I am so proud and profoundly moved by my friend after this conversation.  The excavation Margarita and others do around questioning and re-examining our world is paramount.  Margarita expresses that she feels how much she has changed with her work and insights, and she has resonated with critical theorists in feminist thought, such as Sarah Ahmed, who call themselves “feminist kill joys.” “This has created so many shifts for me, I’m changing and sometimes with the change it impacts the relationships with friends and family. She suggests how it’s not easy when you sometimes have an obsession and incessant critical way of thinking and outlook that appears as a seemingly negative running commentary on everyday life.  It’s a process of calling things out, questioning, and that is not always welcome, but also necessary, hence this idea of a killjoy.
When I ask her about how this has impacted her spirituality she blew my mind, 

I look at everything with a social lens.
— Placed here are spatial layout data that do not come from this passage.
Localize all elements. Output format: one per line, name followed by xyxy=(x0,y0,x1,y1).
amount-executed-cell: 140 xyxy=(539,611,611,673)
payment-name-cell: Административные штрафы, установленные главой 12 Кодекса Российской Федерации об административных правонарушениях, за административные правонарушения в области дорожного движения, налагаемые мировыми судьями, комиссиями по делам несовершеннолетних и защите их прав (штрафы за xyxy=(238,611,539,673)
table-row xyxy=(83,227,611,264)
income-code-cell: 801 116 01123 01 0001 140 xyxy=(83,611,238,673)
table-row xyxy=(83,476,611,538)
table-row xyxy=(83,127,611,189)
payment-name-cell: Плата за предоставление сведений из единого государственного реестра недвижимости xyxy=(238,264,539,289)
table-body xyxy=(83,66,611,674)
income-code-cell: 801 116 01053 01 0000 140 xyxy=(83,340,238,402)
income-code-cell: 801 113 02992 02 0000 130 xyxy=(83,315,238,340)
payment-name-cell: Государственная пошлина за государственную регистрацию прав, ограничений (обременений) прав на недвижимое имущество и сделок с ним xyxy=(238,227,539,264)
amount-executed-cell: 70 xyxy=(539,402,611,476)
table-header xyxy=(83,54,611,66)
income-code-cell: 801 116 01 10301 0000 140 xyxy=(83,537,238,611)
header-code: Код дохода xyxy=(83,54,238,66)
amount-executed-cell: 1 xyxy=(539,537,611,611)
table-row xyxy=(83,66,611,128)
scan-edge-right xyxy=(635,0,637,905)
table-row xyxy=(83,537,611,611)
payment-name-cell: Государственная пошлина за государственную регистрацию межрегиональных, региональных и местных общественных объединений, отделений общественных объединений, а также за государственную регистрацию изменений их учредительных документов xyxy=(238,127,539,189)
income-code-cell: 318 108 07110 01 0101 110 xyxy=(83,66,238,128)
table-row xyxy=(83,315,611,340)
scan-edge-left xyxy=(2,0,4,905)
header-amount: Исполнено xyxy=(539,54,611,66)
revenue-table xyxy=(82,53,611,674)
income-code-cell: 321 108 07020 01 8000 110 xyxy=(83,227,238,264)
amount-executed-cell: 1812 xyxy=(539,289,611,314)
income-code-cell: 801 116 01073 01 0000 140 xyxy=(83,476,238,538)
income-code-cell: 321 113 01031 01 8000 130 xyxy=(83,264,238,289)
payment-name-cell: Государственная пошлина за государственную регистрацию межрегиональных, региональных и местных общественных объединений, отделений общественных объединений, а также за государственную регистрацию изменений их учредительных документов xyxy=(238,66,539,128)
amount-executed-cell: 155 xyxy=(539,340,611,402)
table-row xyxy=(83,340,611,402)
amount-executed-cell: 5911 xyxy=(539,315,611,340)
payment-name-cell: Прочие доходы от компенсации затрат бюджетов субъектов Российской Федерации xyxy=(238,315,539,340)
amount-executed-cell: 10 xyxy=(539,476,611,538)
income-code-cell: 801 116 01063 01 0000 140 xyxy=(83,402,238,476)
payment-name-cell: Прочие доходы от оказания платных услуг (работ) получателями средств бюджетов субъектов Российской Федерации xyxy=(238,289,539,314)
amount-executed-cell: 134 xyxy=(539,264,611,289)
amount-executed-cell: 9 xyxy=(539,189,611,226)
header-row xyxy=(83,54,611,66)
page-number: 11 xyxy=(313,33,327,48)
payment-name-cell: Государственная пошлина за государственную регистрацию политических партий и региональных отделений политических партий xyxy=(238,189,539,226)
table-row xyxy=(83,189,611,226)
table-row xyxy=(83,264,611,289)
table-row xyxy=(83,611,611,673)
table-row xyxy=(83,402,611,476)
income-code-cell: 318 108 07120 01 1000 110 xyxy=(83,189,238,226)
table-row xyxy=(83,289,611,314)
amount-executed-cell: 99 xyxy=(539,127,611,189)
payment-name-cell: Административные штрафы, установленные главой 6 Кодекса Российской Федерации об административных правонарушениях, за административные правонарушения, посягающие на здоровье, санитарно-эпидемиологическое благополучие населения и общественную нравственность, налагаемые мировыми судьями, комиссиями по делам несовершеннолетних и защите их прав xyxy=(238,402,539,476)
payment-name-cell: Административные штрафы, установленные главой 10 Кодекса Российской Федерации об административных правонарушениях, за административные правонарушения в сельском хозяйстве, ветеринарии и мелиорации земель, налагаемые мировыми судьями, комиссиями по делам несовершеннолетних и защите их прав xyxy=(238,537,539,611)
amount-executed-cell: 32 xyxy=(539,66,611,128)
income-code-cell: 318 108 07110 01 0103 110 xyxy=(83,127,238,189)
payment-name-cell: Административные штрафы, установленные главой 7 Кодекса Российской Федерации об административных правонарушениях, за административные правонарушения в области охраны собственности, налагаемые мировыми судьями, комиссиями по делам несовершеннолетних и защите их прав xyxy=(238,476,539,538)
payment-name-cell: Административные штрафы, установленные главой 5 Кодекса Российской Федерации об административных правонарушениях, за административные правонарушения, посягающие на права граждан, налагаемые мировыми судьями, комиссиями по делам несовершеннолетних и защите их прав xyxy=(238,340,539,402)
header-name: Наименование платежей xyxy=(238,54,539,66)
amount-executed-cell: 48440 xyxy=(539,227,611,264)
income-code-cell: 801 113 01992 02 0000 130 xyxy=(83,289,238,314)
Even the idea of spirituality…this work is spiritual to me. This is sacred for me.  This has to do with what is most sacred to me which is human life. I’m hoping to be a part of a conversation which I think is absolutely spiritual and it’s about humanity. I’m talking about how our world and our system is able to recognize life. Which lives are deemed worthy and which ones are granted the rights and resources to make life livable.  Not just ways of life that are legible to categories and markings that are already in place…. however you want to label it (this work) - this is spiritual.”